22/08/2021
The voices telling us our children are falling behind have been louder than ever over the past year. They have told us, over and over, that with less classes, subjects, tests, benchmarks, progress, grades, awards, expectations and pressure our children are not moving forward as they should be.
But the idea of falling behind only exists if your goal is to arrive at a specific place within a specific period of time. Childhood is not, and should never be, a race. It does not have to end at the very same place for everyone. It is, and should always be, a journey that has many paths and endings, and many different measures of progress and success.
Let’s compare two children:
The first, an avid reader, writer and artist. Not a square inch of his bedroom clear of his own illustrations. Inhaling books as if they give him life. A beautiful writer with a voracious appetite for creating his own work. Matching and exceeding academic standards in his sleep. A delight to teachers.
The second, almost the opposite. She needs to move, to make noise, to express herself physically. She learns by doing, tinkering, exploring, experimenting. By breaking and fixing. She cannot sit still long enough to meet any standards that require her to. She is a headache for teachers.

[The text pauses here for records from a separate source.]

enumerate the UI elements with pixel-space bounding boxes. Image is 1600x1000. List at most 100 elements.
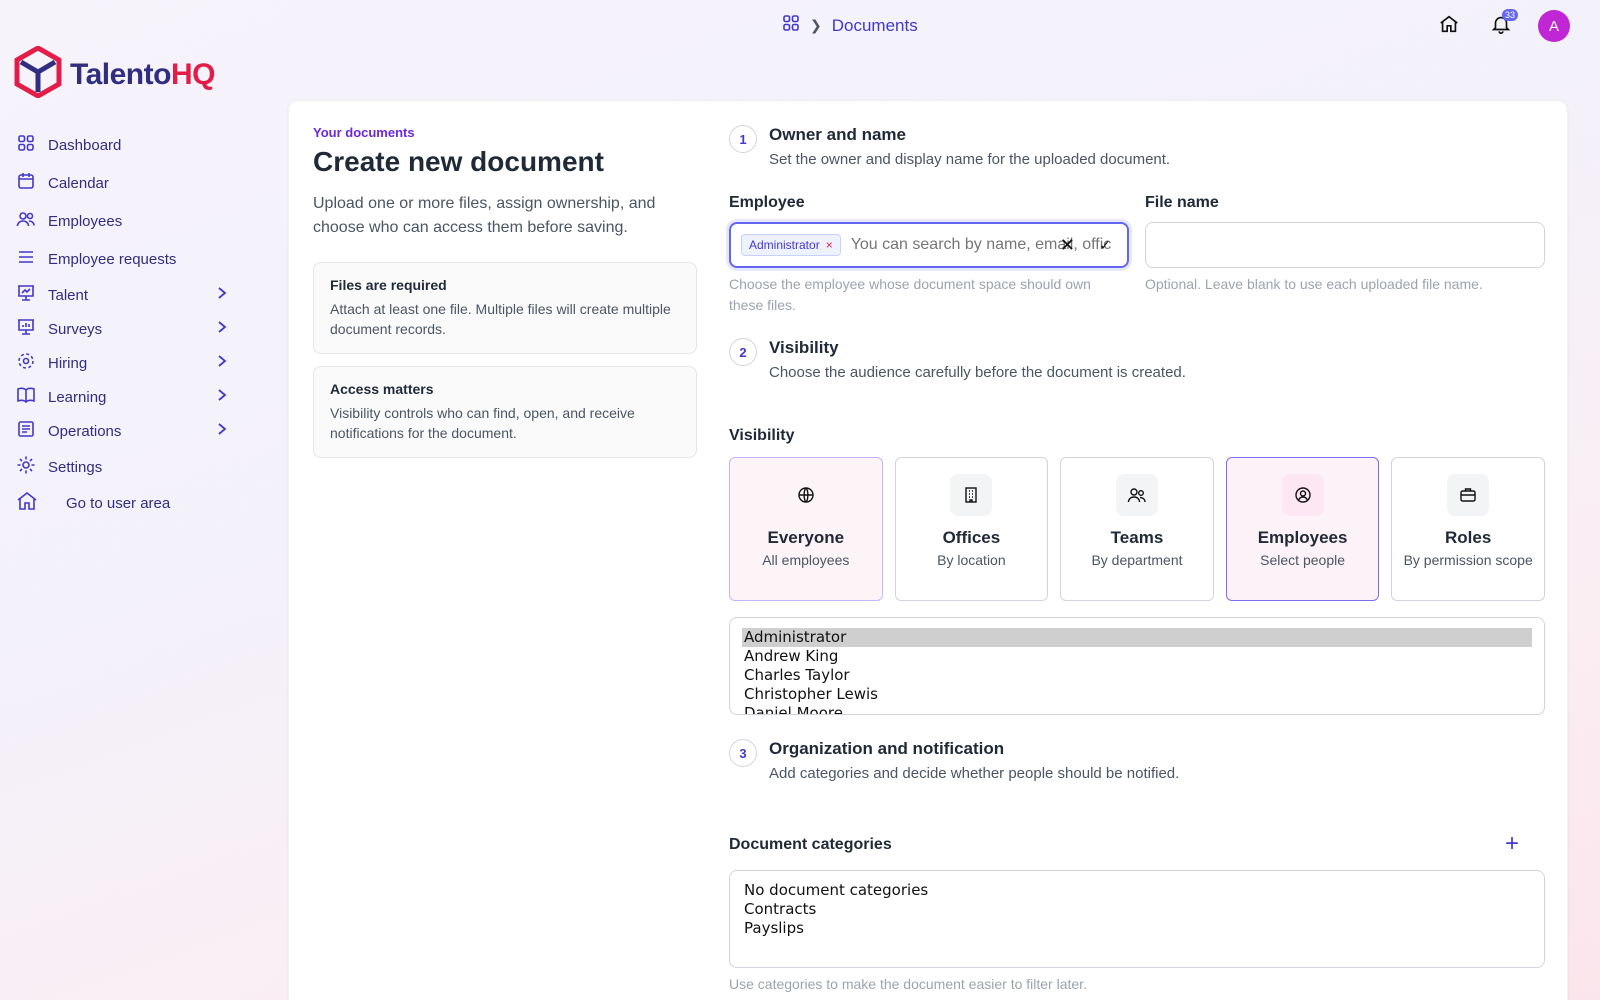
user-circle-icon xyxy=(1281,474,1324,516)
home-icon xyxy=(1438,13,1460,40)
avatar[interactable]: A xyxy=(1538,10,1570,42)
sidebar-item-dashboard[interactable]: Dashboard xyxy=(16,128,246,162)
sidebar-item-employees[interactable]: Employees xyxy=(16,204,246,238)
step-title: Owner and name xyxy=(769,125,906,144)
form: 1 Owner and name Set the owner and displ… xyxy=(729,125,1545,995)
chevron-right-icon xyxy=(216,422,240,440)
list-option[interactable]: Andrew King xyxy=(742,647,1532,666)
note-body: Attach at least one file. Multiple files… xyxy=(330,301,671,337)
list-option[interactable]: Administrator xyxy=(742,628,1532,647)
field-hint: Optional. Leave blank to use each upload… xyxy=(1145,276,1483,292)
sidebar-item-label: Learning xyxy=(48,388,107,406)
step-organization: 3 Organization and notification Add cate… xyxy=(729,739,1545,782)
option-subtitle: All employees xyxy=(762,552,850,568)
sidebar-item-hiring[interactable]: Hiring xyxy=(16,346,246,380)
step-title: Organization and notification xyxy=(769,739,1005,758)
list-option[interactable]: Charles Taylor xyxy=(742,666,1532,685)
list-option[interactable]: Christopher Lewis xyxy=(742,685,1532,704)
list-icon xyxy=(16,247,48,271)
sidebar-item-label: Calendar xyxy=(48,174,109,192)
field-hint: Choose the employee whose document space… xyxy=(729,276,1091,313)
employee-field: Employee Administrator × ✕ ✓ Choose the … xyxy=(729,194,1129,316)
brand-name: Talento xyxy=(70,57,171,91)
sidebar-item-learning[interactable]: Learning xyxy=(16,380,246,414)
brand-logo[interactable]: TalentoHQ xyxy=(14,45,216,103)
list-option[interactable]: Daniel Moore xyxy=(742,704,1532,714)
visibility-option-employees[interactable]: Employees Select people xyxy=(1225,457,1380,601)
list-option[interactable]: Contracts xyxy=(742,900,1532,919)
chart-icon xyxy=(16,283,48,307)
team-icon xyxy=(1115,474,1158,516)
page-title: Create new document xyxy=(313,146,604,177)
step-number: 3 xyxy=(729,739,757,767)
visibility-option-everyone[interactable]: Everyone All employees xyxy=(729,457,883,601)
employees-multiselect[interactable]: Administrator Andrew King Charles Taylor… xyxy=(729,617,1545,715)
note-files-required: Files are required Attach at least one f… xyxy=(313,262,697,354)
home-button[interactable] xyxy=(1434,11,1464,41)
step-description: Add categories and decide whether people… xyxy=(769,765,1180,782)
sidebar-item-label: Employees xyxy=(48,212,123,230)
chevron-right-icon xyxy=(216,354,240,372)
employee-search-input[interactable] xyxy=(850,236,1117,254)
categories-multiselect[interactable]: No document categories Contracts Payslip… xyxy=(729,870,1545,968)
sidebar-item-employee-requests[interactable]: Employee requests xyxy=(16,242,246,276)
sidebar-item-calendar[interactable]: Calendar xyxy=(16,166,246,200)
list-option[interactable]: No document categories xyxy=(742,881,1532,900)
breadcrumb-current: Documents xyxy=(831,15,918,35)
chevron-right-icon xyxy=(216,388,240,406)
book-icon xyxy=(16,385,48,409)
option-title: Everyone xyxy=(767,528,845,547)
sidebar-item-label: Dashboard xyxy=(48,136,122,154)
option-title: Teams xyxy=(1110,528,1164,547)
step-number: 2 xyxy=(729,338,757,366)
visibility-option-offices[interactable]: Offices By location xyxy=(894,457,1049,601)
grid-icon[interactable] xyxy=(782,14,800,37)
briefcase-icon xyxy=(1447,474,1490,516)
step-description: Set the owner and display name for the u… xyxy=(769,151,1171,168)
visibility-options: Everyone All employees Offices By locati… xyxy=(729,457,1545,601)
visibility-option-teams[interactable]: Teams By department xyxy=(1060,457,1214,601)
calendar-icon xyxy=(16,171,48,195)
hiring-icon xyxy=(16,351,48,375)
sidebar-item-settings[interactable]: Settings xyxy=(16,450,246,484)
main-card: Your documents Create new document Uploa… xyxy=(288,100,1568,1000)
categories-label: Document categories xyxy=(729,836,892,853)
visibility-label: Visibility xyxy=(729,427,795,444)
sidebar-item-label: Employee requests xyxy=(48,250,177,268)
step-number: 1 xyxy=(729,125,757,153)
visibility-option-roles[interactable]: Roles By permission scope xyxy=(1391,457,1545,601)
add-category-button[interactable]: + xyxy=(1505,830,1519,858)
step-description: Choose the audience carefully before the… xyxy=(769,364,1186,381)
field-label: Employee xyxy=(729,194,805,211)
field-hint: Use categories to make the document easi… xyxy=(729,976,1087,992)
sidebar-item-operations[interactable]: Operations xyxy=(16,414,246,448)
sidebar-item-label: Settings xyxy=(48,458,103,476)
file-name-field: File name Optional. Leave blank to use e… xyxy=(1145,194,1545,316)
sidebar-item-label: Go to user area xyxy=(66,494,171,512)
sidebar-item-surveys[interactable]: Surveys xyxy=(16,312,246,346)
logo-icon xyxy=(14,45,62,103)
brand-suffix: HQ xyxy=(170,57,216,91)
step-title: Visibility xyxy=(769,338,839,357)
list-option[interactable]: Payslips xyxy=(742,919,1532,938)
page-eyebrow: Your documents xyxy=(313,125,415,140)
sidebar-item-label: Surveys xyxy=(48,320,103,338)
sidebar-item-user-area[interactable]: Go to user area xyxy=(16,486,246,520)
option-title: Offices xyxy=(942,528,1001,547)
survey-icon xyxy=(16,317,48,341)
field-label: File name xyxy=(1145,194,1219,211)
step-owner-name: 1 Owner and name Set the owner and displ… xyxy=(729,125,1545,168)
file-name-input[interactable] xyxy=(1145,222,1545,268)
clear-icon[interactable]: ✕ xyxy=(1060,235,1075,256)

If we set the same academic finish line for these two children, one will always be ahead and one will always be behind. One will always hit the split times, while the other will always struggle.
We have listened to the voices telling our children they need to go faster, to keep up, to relentlessly push towards that one finish line, for over a hundred years. Today, together, we will make *our* voice heard:
You cannot fall behind when your goal is to live the best version of you.